Sicurezza sul lavoro, le avventure dell’architetto che coordina il cantiere. Una mini-fiction di Federarchitetti

“Non ne valeva la pena” è il titolo della mini-fiction di Federarchitetti, il sindacato dei liberi professionisti della progettazione presentata in occasione della Giornata Nazionale per la Sicurezza nei cantieri il 1° aprile. 

 

Il tema
Sviscerare i problemi dei liberi professionisti in cantiere attraverso le vicende tragicomiche di un coordinatore della sicurezza. Questo l’obiettivo del film, che rappresenta un’ideale prosecuzione di “Lavori in corto” presentato sullo stesso tema nel 2010.
Quello che è certo è che, in modo ironico e a tratti grotesco, vengono efficacemente (ed emblematicamente) rappresentate le problematiche della categoria.
Il responsabile della sicurezza è un tecnico della progettazione (un architetto o un ingegnere o un geometra) che provvede a fare applicare le norme sulla sicurezza nei luoghi di lavoro. Un ruolo essenziale per la salvaguardia dei lavoratori in cantiere. Essensiale, si, ma poco valorizzato nell’edilizia italiana. Come spesso succede, le responsabilità sono molte ma non vengono riconosciute.

 

Sinossi (spoiler alert!)
Il filmato racconta le vicissitudini, giudiziarie e umane, di un architetto coordinatore della sicurezza dopo la visita in cantiere di un ispettore del lavoro e le successive contestazioni di legge. Avvisato della visita quasi per caso dall’amministratore di condominio ove si stanno svolgendo lavori di manutenzione, il protagonista si vede contestare una serie di irregolarità, da lui peraltro già individuate e segnalate alla committenza, che comportano un’ammenda a suo carico di 4800 euro.

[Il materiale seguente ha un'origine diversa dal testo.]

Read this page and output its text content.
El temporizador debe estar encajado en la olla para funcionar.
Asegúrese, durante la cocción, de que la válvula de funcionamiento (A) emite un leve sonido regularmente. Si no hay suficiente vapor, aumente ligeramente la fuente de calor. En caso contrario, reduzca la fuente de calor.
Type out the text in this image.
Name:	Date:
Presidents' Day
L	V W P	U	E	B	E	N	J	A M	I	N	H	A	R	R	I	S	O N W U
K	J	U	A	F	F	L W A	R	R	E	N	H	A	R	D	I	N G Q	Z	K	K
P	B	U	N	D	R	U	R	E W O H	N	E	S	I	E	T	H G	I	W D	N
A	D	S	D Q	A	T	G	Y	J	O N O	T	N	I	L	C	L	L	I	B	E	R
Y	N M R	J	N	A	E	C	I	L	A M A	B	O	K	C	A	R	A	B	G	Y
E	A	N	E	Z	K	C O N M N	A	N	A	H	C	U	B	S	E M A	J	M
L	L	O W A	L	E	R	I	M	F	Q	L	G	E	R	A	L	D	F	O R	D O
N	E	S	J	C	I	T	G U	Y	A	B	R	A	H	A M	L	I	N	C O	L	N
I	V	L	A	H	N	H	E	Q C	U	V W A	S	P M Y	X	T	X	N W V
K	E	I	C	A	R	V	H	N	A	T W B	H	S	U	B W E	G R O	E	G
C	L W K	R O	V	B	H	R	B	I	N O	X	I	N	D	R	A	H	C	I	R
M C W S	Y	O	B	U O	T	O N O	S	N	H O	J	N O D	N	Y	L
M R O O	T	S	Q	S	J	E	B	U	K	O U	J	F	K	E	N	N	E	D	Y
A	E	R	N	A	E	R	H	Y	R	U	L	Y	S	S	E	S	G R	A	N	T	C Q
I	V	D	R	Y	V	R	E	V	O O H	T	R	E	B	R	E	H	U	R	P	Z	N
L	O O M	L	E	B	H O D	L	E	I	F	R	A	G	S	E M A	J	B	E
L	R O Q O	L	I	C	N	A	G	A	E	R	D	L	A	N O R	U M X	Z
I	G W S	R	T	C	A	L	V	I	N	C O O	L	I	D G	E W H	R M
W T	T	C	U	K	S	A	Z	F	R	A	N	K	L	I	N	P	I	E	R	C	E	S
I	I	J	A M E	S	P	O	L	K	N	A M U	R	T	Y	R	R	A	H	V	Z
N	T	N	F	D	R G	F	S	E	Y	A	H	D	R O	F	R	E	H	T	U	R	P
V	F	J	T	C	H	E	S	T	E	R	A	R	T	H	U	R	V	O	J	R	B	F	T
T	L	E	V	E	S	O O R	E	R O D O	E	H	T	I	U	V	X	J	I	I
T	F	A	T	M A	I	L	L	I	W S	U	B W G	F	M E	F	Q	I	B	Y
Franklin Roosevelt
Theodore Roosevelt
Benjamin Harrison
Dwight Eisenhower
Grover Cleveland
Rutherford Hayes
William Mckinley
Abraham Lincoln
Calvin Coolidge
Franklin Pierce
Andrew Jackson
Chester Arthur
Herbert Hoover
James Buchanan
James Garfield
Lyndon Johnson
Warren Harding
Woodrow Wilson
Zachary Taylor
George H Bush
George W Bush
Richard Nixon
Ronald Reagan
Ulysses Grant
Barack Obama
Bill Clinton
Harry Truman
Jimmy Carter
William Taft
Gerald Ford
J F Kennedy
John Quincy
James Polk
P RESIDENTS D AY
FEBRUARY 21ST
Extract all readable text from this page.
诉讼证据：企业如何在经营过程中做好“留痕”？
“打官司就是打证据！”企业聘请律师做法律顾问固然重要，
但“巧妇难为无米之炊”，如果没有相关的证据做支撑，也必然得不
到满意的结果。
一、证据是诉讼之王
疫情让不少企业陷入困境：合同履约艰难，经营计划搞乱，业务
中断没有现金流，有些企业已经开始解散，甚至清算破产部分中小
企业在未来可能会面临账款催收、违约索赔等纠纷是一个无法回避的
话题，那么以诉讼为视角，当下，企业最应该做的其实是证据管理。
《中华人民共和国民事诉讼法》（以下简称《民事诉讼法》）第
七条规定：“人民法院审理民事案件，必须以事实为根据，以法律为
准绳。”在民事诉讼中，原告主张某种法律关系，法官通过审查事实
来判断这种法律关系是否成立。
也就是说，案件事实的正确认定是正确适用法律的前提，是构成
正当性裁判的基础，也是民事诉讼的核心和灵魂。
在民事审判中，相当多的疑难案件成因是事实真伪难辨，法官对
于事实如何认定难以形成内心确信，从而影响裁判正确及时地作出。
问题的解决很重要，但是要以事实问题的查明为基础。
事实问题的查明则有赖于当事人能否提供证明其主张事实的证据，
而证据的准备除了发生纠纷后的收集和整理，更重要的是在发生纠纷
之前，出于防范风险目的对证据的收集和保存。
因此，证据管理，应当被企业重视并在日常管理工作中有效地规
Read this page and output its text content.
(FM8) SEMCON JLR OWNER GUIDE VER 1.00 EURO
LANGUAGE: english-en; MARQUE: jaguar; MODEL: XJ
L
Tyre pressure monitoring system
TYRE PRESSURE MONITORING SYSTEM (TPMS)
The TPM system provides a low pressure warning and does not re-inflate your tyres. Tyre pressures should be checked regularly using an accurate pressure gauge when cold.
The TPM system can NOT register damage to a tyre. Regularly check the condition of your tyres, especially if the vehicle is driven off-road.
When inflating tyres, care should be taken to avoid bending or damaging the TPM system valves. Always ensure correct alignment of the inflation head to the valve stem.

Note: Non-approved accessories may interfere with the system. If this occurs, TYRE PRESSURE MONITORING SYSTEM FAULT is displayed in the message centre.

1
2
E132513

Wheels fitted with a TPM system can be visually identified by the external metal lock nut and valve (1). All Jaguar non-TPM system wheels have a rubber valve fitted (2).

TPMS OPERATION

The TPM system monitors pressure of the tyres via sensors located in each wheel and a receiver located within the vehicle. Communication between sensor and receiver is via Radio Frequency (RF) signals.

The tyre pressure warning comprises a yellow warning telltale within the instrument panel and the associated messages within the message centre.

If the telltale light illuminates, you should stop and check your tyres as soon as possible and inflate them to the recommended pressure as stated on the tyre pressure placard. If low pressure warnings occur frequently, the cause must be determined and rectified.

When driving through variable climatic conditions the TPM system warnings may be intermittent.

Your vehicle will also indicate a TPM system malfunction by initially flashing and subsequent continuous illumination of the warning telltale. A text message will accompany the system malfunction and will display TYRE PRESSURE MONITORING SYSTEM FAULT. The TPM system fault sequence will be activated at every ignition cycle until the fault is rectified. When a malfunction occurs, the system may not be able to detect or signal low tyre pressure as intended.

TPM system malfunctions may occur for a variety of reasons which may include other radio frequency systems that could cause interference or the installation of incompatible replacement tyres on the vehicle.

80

Un’enormità, soprattutto se si pensa alle spese professionali da affrontare mensilmente e alla difficoltà di farsi pagare dai clienti.
Nel video, il coordinatore della sicurezza, nonostante le buone intenzioni, finirà per pagare la forte ammenda, scontando così anche colpe non sue.
Non a caso, il corto si chiude con una telefonata dell’architetto-coordinatore con il padre, che lo aiuterà a coprire la pesante somma, e al quale confessa: “Non ne valeva la pena”.

 

“Non ne valeva la pena” è su YouTube.
Ma potete gustarvelo anche su Architetti.com. Eccolo:

 

Federachitetti Roma: il significato del video
Per Giancarlo Maussier, presidente di Federachitetti Roma, che ha collaborato alla sceneggiatura, “l’architetto protagonista del video non è altro che una figura emblematica, che riflette le difficoltà vissute tutti i giorni da moltissimi professionisti”. Nel corto, infatti, come nella realtà, il coordinatore della sicurezza, a fronte delle numerose responsabilità di legge, è costretto a ridimensionare non soltanto l’onorario, ma soprattutto le attività che gli competono.
Diventa difficile, e rischioso, segnalare le inadempienze dell’impresa esecutrice dei lavori o del committente. Le imprese vogliono guadagnare il massimo, e i committenti vogliono spendere il minimo. “Ecco perché nel video – conclude Maussier – è messa sotto accusa la logica del massimo ribasso, che risulta dannosa non soltanto in termini di sicurezza sul lavoro, ma anche per la qualità dell’architettura e la dignità professionale”.